Should Your Health Be Prime?

It's one thing to have a company know what type of movies you like, your spending habits, or how many times you ask Alexa a question each day. But it is quite another thing to have a larger-than-life company involved in your daily health decisions or to have your vital health data on hand in your profile. This week Amazon is making a move to cement their hold on the healthcare industry by purchasing One Medical, and not everyone is happy about it.

Health Delivered to Your Doorstep

Amazon has grown exponentially during the pandemic when their home delivery services were sought after. And this week Amazon is trying to broaden their reach into the healthcare industry, having bid to acquire One Medical for $3.9B, in an all-cash deal. The move by Amazon will cement their foray into the world of medical healthcare which has been building for several years.  Regulators and One Medical’s shareholders still need to approve the deal before it is finalized.

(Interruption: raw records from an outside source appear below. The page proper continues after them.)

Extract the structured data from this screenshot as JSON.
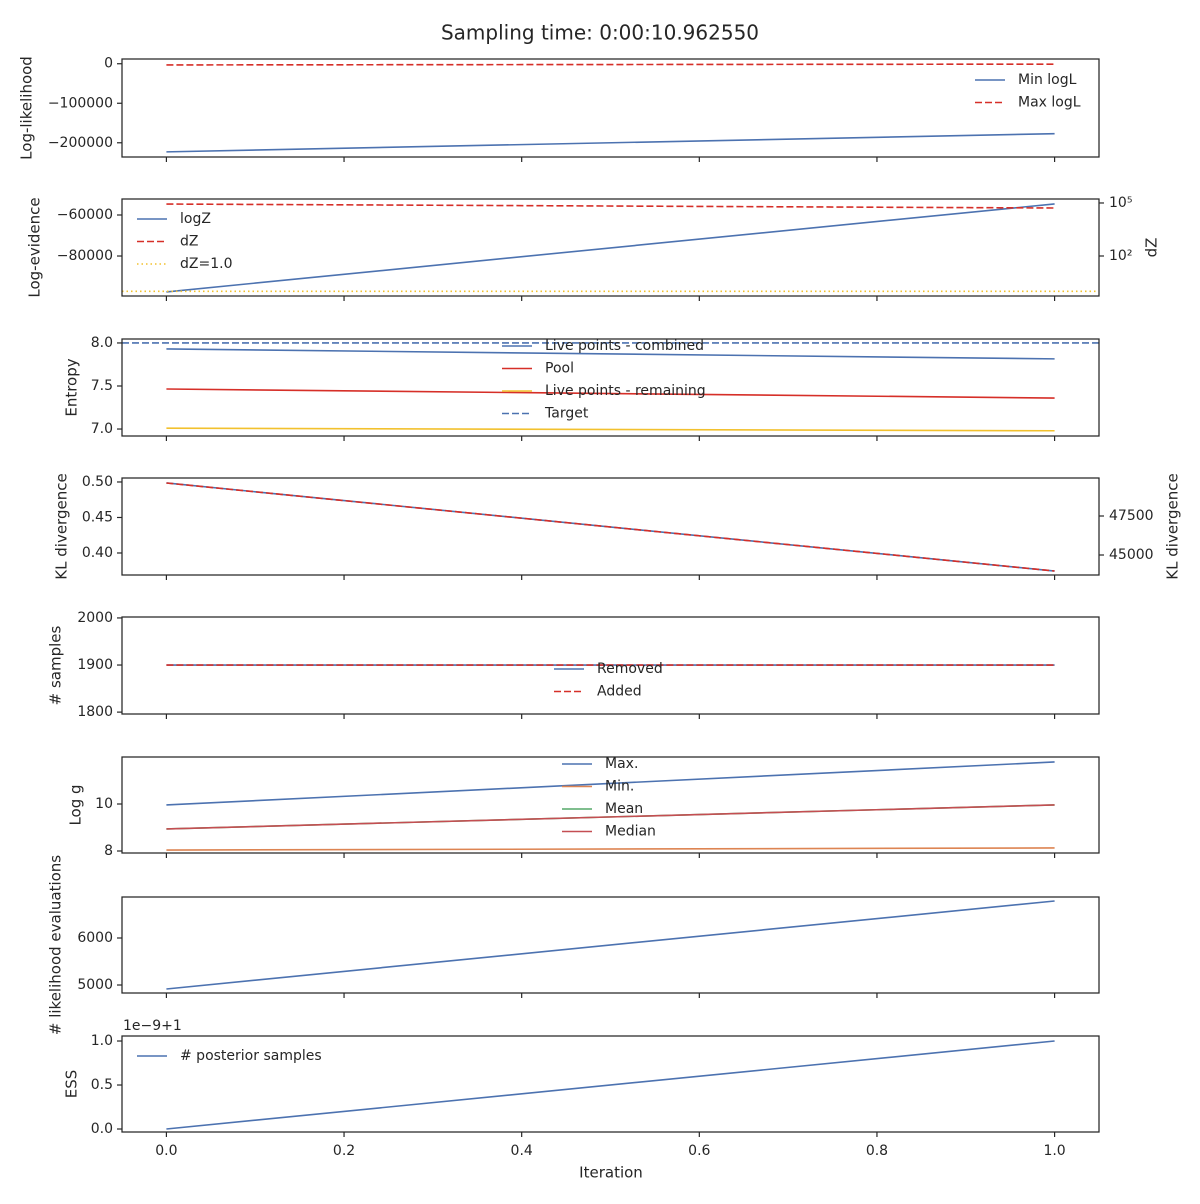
{
  "title": "Sampling time: 0:00:10.962550",
  "x": [
    0,
    1
  ],
  "xlim": [
    -0.05,
    1.05
  ],
  "xticks": [
    {
      "value": 0,
      "label": "0.0"
    },
    {
      "value": 0.2,
      "label": "0.2"
    },
    {
      "value": 0.4,
      "label": "0.4"
    },
    {
      "value": 0.6,
      "label": "0.6"
    },
    {
      "value": 0.8,
      "label": "0.8"
    },
    {
      "value": 1,
      "label": "1.0"
    }
  ],
  "xlabel": "Iteration",
  "chart_data": [
    {
      "type": "line",
      "ylabel": "Log-likelihood",
      "ylim": [
        -236000,
        12000
      ],
      "yticks": [
        {
          "value": 0,
          "label": "0"
        },
        {
          "value": -100000,
          "label": "−100000"
        },
        {
          "value": -200000,
          "label": "−200000"
        }
      ],
      "legend": "upper right",
      "series": [
        {
          "name": "Min logL",
          "color": "#4c72b0",
          "linestyle": "solid",
          "values": [
            -223000,
            -177000
          ]
        },
        {
          "name": "Max logL",
          "color": "#d62f28",
          "linestyle": "dashed",
          "values": [
            -3000,
            -1000
          ]
        }
      ]
    },
    {
      "type": "line",
      "ylabel": "Log-evidence",
      "ylim": [
        -99500,
        -52200
      ],
      "yticks": [
        {
          "value": -60000,
          "label": "−60000"
        },
        {
          "value": -80000,
          "label": "−80000"
        }
      ],
      "y2label": "dZ",
      "y2log": true,
      "y2lim": [
        0.545,
        168000
      ],
      "y2ticks": [
        {
          "value": 100000,
          "label": "10⁵"
        },
        {
          "value": 100,
          "label": "10²"
        }
      ],
      "legend": "upper left",
      "series": [
        {
          "name": "logZ",
          "color": "#4c72b0",
          "linestyle": "solid",
          "values": [
            -97500,
            -54600
          ]
        },
        {
          "name": "dZ",
          "color": "#d62f28",
          "linestyle": "dashed",
          "axis": "y2",
          "values": [
            87000,
            52000
          ]
        },
        {
          "name": "dZ=1.0",
          "color": "#f2c12e",
          "linestyle": "dotted",
          "axis": "y2",
          "hline": 1
        }
      ]
    },
    {
      "type": "line",
      "ylabel": "Entropy",
      "ylim": [
        6.919,
        8.046
      ],
      "yticks": [
        {
          "value": 8,
          "label": "8.0"
        },
        7.5,
        {
          "value": 7,
          "label": "7.0"
        }
      ],
      "legend": "upper center",
      "series": [
        {
          "name": "Live points - combined",
          "color": "#4c72b0",
          "linestyle": "solid",
          "values": [
            7.93,
            7.815
          ]
        },
        {
          "name": "Pool",
          "color": "#d62f28",
          "linestyle": "solid",
          "values": [
            7.465,
            7.36
          ]
        },
        {
          "name": "Live points - remaining",
          "color": "#f2c12e",
          "linestyle": "solid",
          "values": [
            7.01,
            6.98
          ]
        },
        {
          "name": "Target",
          "color": "#4c72b0",
          "linestyle": "dashed",
          "hline": 8
        }
      ]
    },
    {
      "type": "line",
      "ylabel": "KL divergence",
      "ylim": [
        0.369,
        0.5056
      ],
      "yticks": [
        {
          "value": 0.5,
          "label": "0.50"
        },
        0.45,
        {
          "value": 0.4,
          "label": "0.40"
        }
      ],
      "y2label": "KL divergence",
      "y2lim": [
        43718,
        49936
      ],
      "y2ticks": [
        47500,
        45000
      ],
      "series": [
        {
          "color": "#4c72b0",
          "linestyle": "solid",
          "values": [
            0.4986,
            0.3746
          ]
        },
        {
          "color": "#d62f28",
          "linestyle": "dashed",
          "axis": "y2",
          "values": [
            49615,
            43974
          ]
        }
      ]
    },
    {
      "type": "line",
      "ylabel": "# samples",
      "ylim": [
        1796,
        2002
      ],
      "yticks": [
        2000,
        1900,
        1800
      ],
      "legend": "center",
      "series": [
        {
          "name": "Removed",
          "color": "#4c72b0",
          "linestyle": "solid",
          "values": [
            1900,
            1900
          ]
        },
        {
          "name": "Added",
          "color": "#d62f28",
          "linestyle": "dashed",
          "values": [
            1900,
            1900
          ]
        }
      ]
    },
    {
      "type": "line",
      "ylabel": "Log g",
      "ylim": [
        7.915,
        12.0
      ],
      "yticks": [
        10,
        8
      ],
      "legend": "upper center",
      "series": [
        {
          "name": "Max.",
          "color": "#4c72b0",
          "linestyle": "solid",
          "values": [
            9.96,
            11.79
          ]
        },
        {
          "name": "Min.",
          "color": "#dd8452",
          "linestyle": "solid",
          "values": [
            8.04,
            8.13
          ]
        },
        {
          "name": "Mean",
          "color": "#55a868",
          "linestyle": "solid",
          "values": [
            8.94,
            9.96
          ]
        },
        {
          "name": "Median",
          "color": "#c44e52",
          "linestyle": "solid",
          "values": [
            8.94,
            9.96
          ]
        }
      ]
    },
    {
      "type": "line",
      "ylabel": "# likelihood evaluations",
      "ylim": [
        4830,
        6872
      ],
      "yticks": [
        6000,
        5000
      ],
      "series": [
        {
          "color": "#4c72b0",
          "linestyle": "solid",
          "values": [
            4915,
            6787
          ]
        }
      ]
    },
    {
      "type": "line",
      "ylabel": "ESS",
      "ylim": [
        -0.034,
        1.057
      ],
      "offset_text": "1e−9+1",
      "yticks": [
        {
          "value": 0,
          "label": "0.0"
        },
        0.5,
        {
          "value": 1,
          "label": "1.0"
        }
      ],
      "legend": "upper left",
      "series": [
        {
          "name": "# posterior samples",
          "color": "#4c72b0",
          "linestyle": "solid",
          "values": [
            0,
            1
          ]
        }
      ]
    }
  ]
}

"There is an immense opportunity to make the health care experience more accessible, affordable, and even enjoyable for patients, providers, and payers," Amir Dan Rubin, One Medical's CEO, said in a statement.

One Medical is a subscription-based medical company with over 180 clinics across the United States. Founded in 2007 in San Francisco, the company services 16 markets across the country, with three more coming soon. The company has over 767K members, and over 8K companies offer One Medical health benefits to their employees.

Supersize Your Healthcare

Amazon has been infiltrating the healthcare industry for several years, trying to add their obvious skill in bringing people what they want to the healthcare field.  "We think health care is high on the list of experiences that need reinvention," Neil Lindsay said.

This is the broadest move into the healthcare industry for Amazon since they bought online pharmacy PillPack in 2018m for $753M. Amazon had previously bought a healthy grocery chain, Whole Foods in 2017 with a price tag of $13.7B.

"The question is, as you sort of put all of these pieces together, could they create a much more convenient, holistic health care experience for people?" Neinstein said. "What Amazon has become known for is they really understand as a consumer what you want and how to get it to you really easily."

Dr. Matthew Sakumoto, a clinician and digital health expert based in San Francisco, said "I think it's going to be tough. I think even currently these pieces exist in silos kind of within Amazon's ecosystem, but if they can pull it together, I think it can offer a very holistic experience that we've really been missing in U.S. health care," he said.

What Could Go Wrong?

Not everyone is excited about Amazon’s foray into the healthcare industry. For a company that wants to spread as far as the Amazon River and whose motto has always been “get big fast,” there is cause for worry where sensitive health data is concerned.

U.S. Senator Amy Klobuchar, who is also the Chairwoman of the Senate Judiciary Subcommittee on Competition Policy, Antitrust, and Consumer Rights immediately urged the Federal Trade Commission (FTC) to investigate the proposal by Amazon, citing worries about the implication for the safety of personal health data. "Amazon has a history of engaging in business practices that raise serious anticompetitive concerns," the Senator added in her statement.

"Amazon having backdoor access to private health care data is frankly a terrifying thought and calls into focus how desperately Congress needs to pass antitrust reform to prevent these tech giants from abusing their monopoly power," Sacha Haworth, executive director of the Tech Oversight Project advocacy group, told CNN Business in a statement.

Amazon is quick to explain that everything will be above board with its dealings with personal information. “As required by law, Amazon will never share One Medical customers’ personal health information outside of One Medical for advertising or marketing purposes of other Amazon products and services without clear permission from the customer,” an Amazon spokesperson said in an email.

“Pushing forward into healthcare raises some serious red flags, especially in the post-Roe reality where peoples’ data can be used to criminalize their reproductive healthcare decisions,” Seeley George said,  campaign director for Fight for the Future, an advocacy group focused on technology and digital rights.

Though opponents say this is a slippery slope of too much personal data in the wrong hands, Amazon is poised to streamline the healthcare process for people around the globe, while they utilize some of their excellent business strategies to make it happen.